Mr. Franco said it seemed that the Agency was negative about the project from the beginning, and that in his team’s view kept ‘moving the goal posts.’
“Because the garages could possibly flood in a very bad storm, we developed an emergency plan for residents to move autos out to higher ground when a bad flood event was forecast (this is the same way garages are handled that are built under houses that are “raised” in coastal flood zones, like all over Old Greenwich),” he said.
The denial document said the proposal “relies on human behavior to remove cars and other pollutants from garages to safeguard the watercourse prior to flood events. The agency found it unlikely residents and property management companies would faithfully attend to this protection for the life of the development.”

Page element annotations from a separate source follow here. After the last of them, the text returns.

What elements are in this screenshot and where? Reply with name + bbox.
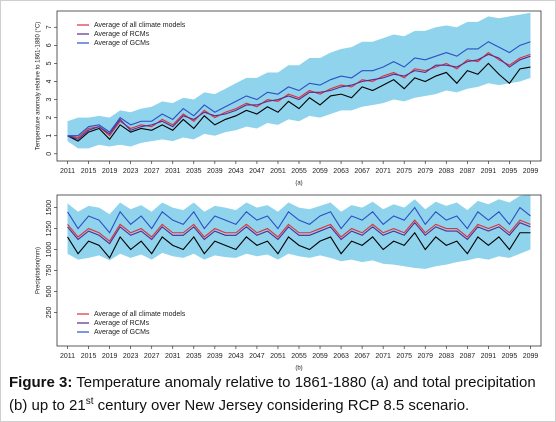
y-tick-label: 1000 (46, 242, 53, 258)
y-tick-label: 3 (46, 98, 53, 102)
x-tick-label: 2063 (333, 168, 349, 175)
legend-label: Average of all climate models (94, 311, 186, 318)
series-line (67, 231, 531, 259)
caption: Figure 3: Temperature anomaly relative t… (9, 373, 549, 415)
y-tick-label: 6 (46, 43, 53, 47)
x-tick-label: 2063 (333, 353, 349, 360)
x-tick-label: 2011 (60, 353, 75, 360)
series-line (67, 221, 531, 245)
legend-label: Average of RCMs (94, 31, 150, 38)
x-tick-label: 2075 (396, 353, 412, 360)
series-line (67, 51, 531, 139)
y-tick-label: 4 (46, 79, 53, 83)
y-tick-label: 500 (46, 286, 53, 298)
x-tick-label: 2087 (460, 353, 476, 360)
x-tick-label: 2083 (439, 168, 455, 175)
x-tick-label: 2055 (291, 353, 307, 360)
x-tick-label: 2071 (375, 168, 391, 175)
x-tick-label: 2071 (375, 353, 391, 360)
x-tick-label: 2091 (481, 353, 497, 360)
x-tick-label: 2043 (228, 168, 244, 175)
y-axis-label: Precipitation(mm) (36, 247, 42, 294)
x-tick-label: 2039 (207, 168, 223, 175)
x-tick-label: 2031 (165, 168, 181, 175)
legend-label: Average of all climate models (94, 22, 186, 29)
series-line (67, 53, 531, 140)
x-tick-label: 2047 (249, 168, 265, 175)
x-tick-label: 2035 (186, 353, 202, 360)
x-tick-label: 2015 (81, 168, 97, 175)
range-band (67, 195, 531, 269)
caption-label: Figure 3: (9, 374, 73, 391)
y-tick-label: 5 (46, 61, 53, 65)
x-tick-label: 2059 (312, 353, 328, 360)
x-tick-label: 2099 (523, 168, 539, 175)
x-tick-label: 2051 (270, 353, 286, 360)
series-line (67, 219, 531, 242)
x-axis-label: (b) (295, 366, 302, 371)
x-tick-label: 2043 (228, 353, 244, 360)
x-tick-label: 2099 (523, 353, 539, 360)
x-tick-label: 2035 (186, 168, 202, 175)
x-tick-label: 2079 (417, 353, 433, 360)
x-tick-label: 2075 (396, 168, 412, 175)
x-tick-label: 2039 (207, 353, 223, 360)
x-tick-label: 2023 (123, 353, 139, 360)
legend-label: Average of GCMs (94, 329, 150, 336)
x-tick-label: 2095 (502, 353, 518, 360)
y-tick-label: 1 (46, 134, 53, 138)
x-tick-label: 2015 (81, 353, 97, 360)
caption-text: Temperature anomaly relative to 1861-188… (9, 374, 536, 414)
charts: 0 1 2 3 4 5 6 7 2011 2015 2019 2023 2027 2031 2035 2039… (36, 10, 542, 372)
series-line (67, 41, 531, 137)
x-tick-label: 2019 (102, 168, 118, 175)
y-tick-label: 2 (46, 116, 53, 120)
x-tick-label: 2083 (439, 353, 455, 360)
x-tick-label: 2059 (312, 168, 328, 175)
series-line (67, 206, 531, 234)
y-tick-label: 0 (46, 152, 53, 156)
x-tick-label: 2019 (102, 353, 118, 360)
x-tick-label: 2067 (354, 168, 370, 175)
y-tick-label: 7 (46, 25, 53, 29)
x-axis-label: (a) (295, 181, 302, 187)
x-tick-label: 2051 (270, 168, 286, 175)
x-tick-label: 2027 (144, 353, 160, 360)
x-tick-label: 2027 (144, 168, 160, 175)
x-tick-label: 2011 (60, 168, 75, 175)
x-tick-label: 2055 (291, 168, 307, 175)
x-tick-label: 2095 (502, 168, 518, 175)
x-tick-label: 2091 (481, 168, 497, 175)
caption-text-end: century over New Jersey considering RCP … (97, 397, 470, 414)
x-tick-label: 2031 (165, 353, 181, 360)
legend-label: Average of RCMs (94, 320, 150, 327)
y-tick-label: 1250 (46, 221, 53, 237)
x-tick-label: 2079 (417, 168, 433, 175)
x-tick-label: 2047 (249, 353, 265, 360)
caption-sup: st (85, 396, 94, 407)
legend-label: Average of GCMs (94, 40, 150, 47)
series-line (67, 62, 531, 142)
x-tick-label: 2067 (354, 353, 370, 360)
y-tick-label: 1500 (46, 200, 53, 216)
y-axis-label: Temperature anomaly relative to 1861-188… (36, 22, 42, 150)
x-tick-label: 2023 (123, 168, 139, 175)
x-tick-label: 2087 (460, 168, 476, 175)
y-tick-label: 250 (46, 307, 53, 319)
y-tick-label: 750 (46, 265, 53, 277)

The denial document also talked about proposed rain gardens that were part of the stormwater management plan, noting they would flood and be flushed clear of sediment and pollutants. It also said basins and porous pavement would be overwhelmed in a flood, and that flood water would impact aquatic environments of-site.
Mr. Franco said the denial was disappointing, especially after so much careful work, planning and expense had been incurred.

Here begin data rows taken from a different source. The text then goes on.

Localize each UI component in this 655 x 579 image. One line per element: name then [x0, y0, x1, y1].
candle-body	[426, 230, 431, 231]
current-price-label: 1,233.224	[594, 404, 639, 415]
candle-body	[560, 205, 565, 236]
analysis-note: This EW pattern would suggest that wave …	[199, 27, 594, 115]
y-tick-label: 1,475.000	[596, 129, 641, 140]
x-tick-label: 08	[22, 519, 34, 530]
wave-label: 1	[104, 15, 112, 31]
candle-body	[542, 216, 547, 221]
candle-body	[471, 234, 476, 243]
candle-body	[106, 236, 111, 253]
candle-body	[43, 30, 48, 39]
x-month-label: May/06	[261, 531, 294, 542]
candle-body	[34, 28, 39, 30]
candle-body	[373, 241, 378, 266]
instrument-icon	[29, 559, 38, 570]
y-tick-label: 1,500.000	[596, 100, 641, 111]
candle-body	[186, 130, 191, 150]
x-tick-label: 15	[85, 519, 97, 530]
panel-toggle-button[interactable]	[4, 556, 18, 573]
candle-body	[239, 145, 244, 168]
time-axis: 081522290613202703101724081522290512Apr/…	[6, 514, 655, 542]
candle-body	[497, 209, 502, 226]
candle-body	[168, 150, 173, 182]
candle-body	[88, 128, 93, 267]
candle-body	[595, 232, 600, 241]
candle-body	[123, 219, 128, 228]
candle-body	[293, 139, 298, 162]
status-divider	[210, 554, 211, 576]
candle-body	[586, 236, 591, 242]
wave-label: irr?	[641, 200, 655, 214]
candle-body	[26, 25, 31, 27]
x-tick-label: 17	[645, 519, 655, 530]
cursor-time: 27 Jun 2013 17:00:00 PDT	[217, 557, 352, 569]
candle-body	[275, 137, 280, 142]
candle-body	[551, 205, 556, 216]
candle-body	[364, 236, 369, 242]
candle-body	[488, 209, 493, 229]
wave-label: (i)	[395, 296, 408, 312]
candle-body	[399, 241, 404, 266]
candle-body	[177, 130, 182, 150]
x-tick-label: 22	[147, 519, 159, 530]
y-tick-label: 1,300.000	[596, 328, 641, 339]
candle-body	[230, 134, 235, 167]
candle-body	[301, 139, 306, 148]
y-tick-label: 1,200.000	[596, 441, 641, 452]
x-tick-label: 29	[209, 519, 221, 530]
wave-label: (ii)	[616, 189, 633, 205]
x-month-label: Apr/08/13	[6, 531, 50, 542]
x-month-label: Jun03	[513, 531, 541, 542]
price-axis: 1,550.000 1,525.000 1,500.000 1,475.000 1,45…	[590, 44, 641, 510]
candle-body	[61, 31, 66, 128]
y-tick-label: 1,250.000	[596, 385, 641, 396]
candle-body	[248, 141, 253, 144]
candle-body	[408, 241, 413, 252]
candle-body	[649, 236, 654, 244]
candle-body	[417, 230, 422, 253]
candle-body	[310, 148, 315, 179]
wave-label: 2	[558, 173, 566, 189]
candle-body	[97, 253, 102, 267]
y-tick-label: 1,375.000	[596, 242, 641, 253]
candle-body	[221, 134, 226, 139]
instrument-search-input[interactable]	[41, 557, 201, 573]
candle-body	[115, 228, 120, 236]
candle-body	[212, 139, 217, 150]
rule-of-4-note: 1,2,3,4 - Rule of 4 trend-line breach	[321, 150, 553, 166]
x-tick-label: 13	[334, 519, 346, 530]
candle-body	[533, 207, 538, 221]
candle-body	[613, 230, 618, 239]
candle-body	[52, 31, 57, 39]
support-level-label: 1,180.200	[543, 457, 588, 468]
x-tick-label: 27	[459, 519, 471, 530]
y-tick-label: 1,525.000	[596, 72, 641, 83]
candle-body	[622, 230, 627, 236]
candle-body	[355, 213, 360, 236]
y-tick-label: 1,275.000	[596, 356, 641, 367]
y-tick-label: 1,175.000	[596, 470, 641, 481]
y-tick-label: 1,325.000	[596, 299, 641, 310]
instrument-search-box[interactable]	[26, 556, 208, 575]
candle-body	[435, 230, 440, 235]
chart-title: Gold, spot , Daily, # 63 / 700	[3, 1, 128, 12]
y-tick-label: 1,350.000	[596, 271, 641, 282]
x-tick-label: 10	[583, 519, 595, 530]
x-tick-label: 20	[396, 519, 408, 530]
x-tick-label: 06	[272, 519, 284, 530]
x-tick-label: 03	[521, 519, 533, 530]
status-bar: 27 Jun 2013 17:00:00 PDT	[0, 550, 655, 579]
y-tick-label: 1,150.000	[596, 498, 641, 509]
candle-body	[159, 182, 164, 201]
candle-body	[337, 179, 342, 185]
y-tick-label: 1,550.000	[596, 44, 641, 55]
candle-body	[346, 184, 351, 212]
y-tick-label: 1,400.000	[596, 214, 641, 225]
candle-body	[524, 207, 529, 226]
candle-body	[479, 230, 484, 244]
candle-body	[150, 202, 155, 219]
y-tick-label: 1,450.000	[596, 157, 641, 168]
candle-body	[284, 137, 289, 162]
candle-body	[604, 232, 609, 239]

He said the Wetlands permit fee alone totaled $43,000.
The Agency is set up so that the fees cover the costs of running the department, and proposals can consume a great deal of staff hours.
“We have been very passionate about preserving these wonderful buildings and the streetscape, and worked very hard to balance the goals of preservation and protecting the brook and adjacent wetlands,” Franco said, adding that his team had made many changes to the application in response to the agency’s feedback.

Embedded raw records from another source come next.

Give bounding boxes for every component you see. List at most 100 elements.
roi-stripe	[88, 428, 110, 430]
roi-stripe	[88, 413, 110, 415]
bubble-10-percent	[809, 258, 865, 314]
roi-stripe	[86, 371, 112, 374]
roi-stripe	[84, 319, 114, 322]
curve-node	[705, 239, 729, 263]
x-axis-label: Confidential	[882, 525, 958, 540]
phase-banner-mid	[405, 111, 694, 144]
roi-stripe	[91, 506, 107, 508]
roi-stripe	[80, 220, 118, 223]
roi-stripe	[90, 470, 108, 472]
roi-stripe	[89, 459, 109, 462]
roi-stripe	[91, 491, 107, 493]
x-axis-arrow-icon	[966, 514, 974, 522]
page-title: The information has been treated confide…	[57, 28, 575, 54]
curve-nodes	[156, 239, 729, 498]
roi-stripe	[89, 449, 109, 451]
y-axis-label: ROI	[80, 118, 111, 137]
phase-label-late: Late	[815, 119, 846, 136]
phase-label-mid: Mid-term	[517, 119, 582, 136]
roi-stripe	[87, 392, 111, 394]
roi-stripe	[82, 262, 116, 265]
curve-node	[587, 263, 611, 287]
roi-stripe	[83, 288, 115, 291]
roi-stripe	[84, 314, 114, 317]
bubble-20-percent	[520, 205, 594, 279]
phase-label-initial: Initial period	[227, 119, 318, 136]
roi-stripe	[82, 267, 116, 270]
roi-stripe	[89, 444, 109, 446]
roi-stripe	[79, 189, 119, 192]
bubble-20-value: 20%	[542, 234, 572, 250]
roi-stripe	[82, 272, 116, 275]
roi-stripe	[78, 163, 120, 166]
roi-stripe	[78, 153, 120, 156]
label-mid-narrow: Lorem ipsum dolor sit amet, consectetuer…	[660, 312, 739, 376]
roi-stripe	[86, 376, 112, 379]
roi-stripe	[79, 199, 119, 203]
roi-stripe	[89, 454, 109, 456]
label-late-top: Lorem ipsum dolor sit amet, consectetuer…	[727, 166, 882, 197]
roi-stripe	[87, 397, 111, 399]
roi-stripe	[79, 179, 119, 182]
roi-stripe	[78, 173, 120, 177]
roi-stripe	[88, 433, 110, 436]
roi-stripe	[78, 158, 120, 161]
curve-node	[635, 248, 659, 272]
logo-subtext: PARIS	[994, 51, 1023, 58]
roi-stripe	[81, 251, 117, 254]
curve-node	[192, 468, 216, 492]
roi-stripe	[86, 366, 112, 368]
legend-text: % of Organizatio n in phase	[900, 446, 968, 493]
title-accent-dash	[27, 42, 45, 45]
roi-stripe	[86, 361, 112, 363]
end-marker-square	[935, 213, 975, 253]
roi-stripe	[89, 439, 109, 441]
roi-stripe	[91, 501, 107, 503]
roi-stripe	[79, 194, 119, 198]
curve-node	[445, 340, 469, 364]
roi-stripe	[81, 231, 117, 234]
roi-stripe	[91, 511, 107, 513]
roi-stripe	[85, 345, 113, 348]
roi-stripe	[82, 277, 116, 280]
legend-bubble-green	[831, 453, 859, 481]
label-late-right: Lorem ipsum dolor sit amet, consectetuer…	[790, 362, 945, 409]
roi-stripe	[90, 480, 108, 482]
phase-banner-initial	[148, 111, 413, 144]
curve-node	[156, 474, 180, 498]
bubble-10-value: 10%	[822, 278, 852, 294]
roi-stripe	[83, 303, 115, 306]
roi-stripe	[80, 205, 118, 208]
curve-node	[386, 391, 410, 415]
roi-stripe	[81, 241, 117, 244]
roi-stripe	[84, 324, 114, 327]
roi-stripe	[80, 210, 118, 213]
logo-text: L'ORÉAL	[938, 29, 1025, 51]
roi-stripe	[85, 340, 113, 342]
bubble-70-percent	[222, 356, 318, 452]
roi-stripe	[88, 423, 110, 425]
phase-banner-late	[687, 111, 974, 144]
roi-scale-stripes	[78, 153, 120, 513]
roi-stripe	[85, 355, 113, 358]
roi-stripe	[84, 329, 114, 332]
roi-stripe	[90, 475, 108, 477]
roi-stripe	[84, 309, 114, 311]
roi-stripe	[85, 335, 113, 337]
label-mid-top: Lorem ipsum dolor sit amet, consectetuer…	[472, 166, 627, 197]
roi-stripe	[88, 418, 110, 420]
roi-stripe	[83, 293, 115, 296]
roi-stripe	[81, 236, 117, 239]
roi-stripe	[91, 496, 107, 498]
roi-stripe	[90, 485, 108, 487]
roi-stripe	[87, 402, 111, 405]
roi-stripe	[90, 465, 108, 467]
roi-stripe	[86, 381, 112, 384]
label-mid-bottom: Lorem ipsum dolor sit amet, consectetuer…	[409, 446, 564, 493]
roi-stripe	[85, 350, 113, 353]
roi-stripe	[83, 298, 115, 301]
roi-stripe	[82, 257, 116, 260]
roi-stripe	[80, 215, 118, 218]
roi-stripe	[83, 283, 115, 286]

“We believe that the project as conceived is an excellent one, and that it fully complied with all wetlands and environmental regulations.” – Chris Franco, Milbrook Crossing LLC
“Also the Agency retained an outside consultant to review our work, and the consultant also concluded that our plan complied with applicable regulations,” Franco continued. “Also, contrary to what the Agency said in their final decision, at the request of the Agency we provided possible alternatives to our project, showing how they would have worse impacts and were less favorable than our proposed project.”
As for relying on human behavior in the event of a flood, Mr. Franco said they’d offered to hire a full time property manager on-site that could step in to assist residents.
“As I said we were very disappointed, and in fact do not believe our project was fairly or properly reviewed.” – Chris Franco, Milbrook Crossing LLC
“It will be a real loss to the community if these fantastic and historic buildings and streetscape cannot be preserved,” Mr. Franco lamented.
“Our project is perfectly aligned with the new 2019 POCD, which was pointed out in detail to the Agency. They said however that their concern was only the waterway, and that they were not concerned with other land use priorities of the town. Frankly that seems very strange and not appropriate to us.”
*The denial document said the applicant could consider alternatives that would:
- locate the stormwater management features in an area not subject to frequent flooding;
- provide a development proposal that does not require rain gardens and porous pavement in areas prone to flooding;
- provide mechanisms to substantially reduce or eliminate probable generators of pollution from flood-prone areas;
- provide a development proposal that sets the garages and associated storage of vehicles and pollutants above the elevation of more frequent storms or eliminate the garages;
- eliminate excavation of the higher portions of the site;
- reduce the number of units and/or the size of the buildings to free up land to park vehicles above the elevation of the more frequent storm events; and/or
- provide options with more stringent pollution control in flood-prone areas.